I still think this all can’t be happening. I shake my head to clear it. No. That can’t be right.
But it is. It’s happening. And all I can really do is keep busy.

Grief is physical

Today I learned that grief is physical.
I am simultaneously numb, but I feel everything so acutely.
I thought I’d try to resume some normal activity. I’d walk to school to pick up Decky.
It’s never been so hard.
It took repeated Herculean effort to lift my leaden feet and place them in front of each other. The gentle warm breeze pummeled my tender body. My neck and shoulders ached with tension. I flinched at distant noises and felt nausea from the exertion of walking at a slow pace.
I have been terribly ill with this grief.
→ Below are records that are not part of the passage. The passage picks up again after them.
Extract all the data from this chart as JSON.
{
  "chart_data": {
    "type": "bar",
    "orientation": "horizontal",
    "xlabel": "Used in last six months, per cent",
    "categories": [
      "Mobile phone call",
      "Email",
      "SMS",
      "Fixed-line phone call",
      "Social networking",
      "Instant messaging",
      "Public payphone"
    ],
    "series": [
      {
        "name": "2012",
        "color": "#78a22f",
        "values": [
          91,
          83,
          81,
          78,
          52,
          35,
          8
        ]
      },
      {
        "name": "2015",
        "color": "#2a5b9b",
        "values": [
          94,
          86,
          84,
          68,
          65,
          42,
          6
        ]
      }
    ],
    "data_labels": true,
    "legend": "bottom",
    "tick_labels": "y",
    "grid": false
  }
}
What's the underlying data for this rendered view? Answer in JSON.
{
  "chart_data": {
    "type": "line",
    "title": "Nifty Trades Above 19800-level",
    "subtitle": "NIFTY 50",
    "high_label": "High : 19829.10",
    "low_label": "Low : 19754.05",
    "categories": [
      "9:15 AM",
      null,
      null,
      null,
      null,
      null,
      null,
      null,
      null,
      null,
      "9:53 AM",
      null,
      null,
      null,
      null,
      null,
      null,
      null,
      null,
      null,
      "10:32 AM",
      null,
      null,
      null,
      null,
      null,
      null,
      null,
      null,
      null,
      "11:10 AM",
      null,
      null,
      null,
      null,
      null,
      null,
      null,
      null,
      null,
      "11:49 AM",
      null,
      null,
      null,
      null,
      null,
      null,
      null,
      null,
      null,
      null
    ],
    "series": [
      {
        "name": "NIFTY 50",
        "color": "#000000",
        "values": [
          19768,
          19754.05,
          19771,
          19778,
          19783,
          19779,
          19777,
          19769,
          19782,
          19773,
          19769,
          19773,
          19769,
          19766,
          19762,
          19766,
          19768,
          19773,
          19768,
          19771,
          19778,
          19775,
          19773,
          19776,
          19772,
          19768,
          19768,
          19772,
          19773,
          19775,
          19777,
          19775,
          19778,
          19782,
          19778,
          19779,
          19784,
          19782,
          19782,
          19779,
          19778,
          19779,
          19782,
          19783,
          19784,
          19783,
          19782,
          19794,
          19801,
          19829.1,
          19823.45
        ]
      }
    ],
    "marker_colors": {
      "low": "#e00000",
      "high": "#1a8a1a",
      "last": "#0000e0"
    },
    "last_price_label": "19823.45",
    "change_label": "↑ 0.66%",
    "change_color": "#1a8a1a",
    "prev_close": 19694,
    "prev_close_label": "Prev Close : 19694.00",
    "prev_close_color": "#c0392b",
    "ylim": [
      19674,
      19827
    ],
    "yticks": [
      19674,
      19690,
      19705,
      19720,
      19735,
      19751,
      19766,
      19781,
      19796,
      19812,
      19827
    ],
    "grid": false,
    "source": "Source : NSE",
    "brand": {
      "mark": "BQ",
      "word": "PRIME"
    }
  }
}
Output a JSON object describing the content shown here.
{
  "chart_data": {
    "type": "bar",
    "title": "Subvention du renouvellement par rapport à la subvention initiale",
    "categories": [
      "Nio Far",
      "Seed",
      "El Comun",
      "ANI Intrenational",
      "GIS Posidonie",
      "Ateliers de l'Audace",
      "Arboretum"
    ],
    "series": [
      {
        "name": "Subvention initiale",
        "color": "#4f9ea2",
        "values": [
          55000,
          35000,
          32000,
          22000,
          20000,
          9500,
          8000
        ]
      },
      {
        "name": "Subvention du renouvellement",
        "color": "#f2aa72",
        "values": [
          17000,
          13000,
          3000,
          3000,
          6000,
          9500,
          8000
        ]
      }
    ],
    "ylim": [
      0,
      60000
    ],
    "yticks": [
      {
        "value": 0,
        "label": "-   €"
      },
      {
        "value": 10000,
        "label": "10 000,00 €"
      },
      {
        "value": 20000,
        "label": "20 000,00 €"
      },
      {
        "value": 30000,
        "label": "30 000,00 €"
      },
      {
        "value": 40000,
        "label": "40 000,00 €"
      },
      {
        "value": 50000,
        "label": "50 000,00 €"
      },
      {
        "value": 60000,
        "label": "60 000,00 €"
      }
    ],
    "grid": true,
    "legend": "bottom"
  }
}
It will take a while to get better. But I’m not going to hide beneath blankets. Not all the time anyway.
I’ll do the work.

Life is so good

Five years ago today, if you told me my life would be so wonderful, I would not have laughed. I would have been angry, or felt patronized. Or just cried hopelessly, like I did constantly at that time.

Five years ago today, my world was ending. I was losing my daughter, my husband, my life. I saw no way out. There was no future. My life was a bleak and black place.

Today, I have a wonderful life. Somehow, my husband and I found our way through that terrible time and stayed together. Our love is so strong and sweet. Thank god I don’t every have to live without it. My daughter has two children of her own and is the best mother to them anyone could ever be. She is happily married to a great man, a man we feel we have watched grow up. We couldn’t love him more if he were our biological son. Their first boy is the only blessing we have from that bleak time. He saved all our lives and brings us joy every day. And their new baby boy will undoubtedly do the same.

Somehow, some way, we survived. I still can’t believe it sometimes. But we did – we all did. And we have such riches and joy and love in our lives. I couldn’t be more grateful for our blessings.

Exhausted and exhilarated

I worked my first twelve-hour Emergency Department shift in five months today. My first patient had a dissecting aortic aneurysm. He lived through surgery, which is amazing in itself. You don’t get to see too many of those.

I noticed the clientele is quite different than that I am used to. Patients are not as snobby or entitled, a little dirtier, but more appreciative. It’s a nice change.

It was also nice to see my old doctors, have them recognize me and be glad that I’m there with them again. That was such a good feeling.

Of course, now I’m used to working 4-6 hours in the PACU, which is such a cushy job I will never ever give it up. Now my legs feel like bloody achy stumps. And my hips are crying out too. Damn, I’m out of shape.

But I feel really good. Like my dad after his first day spent out of the hospital with the kids, I am exhausted but really happy.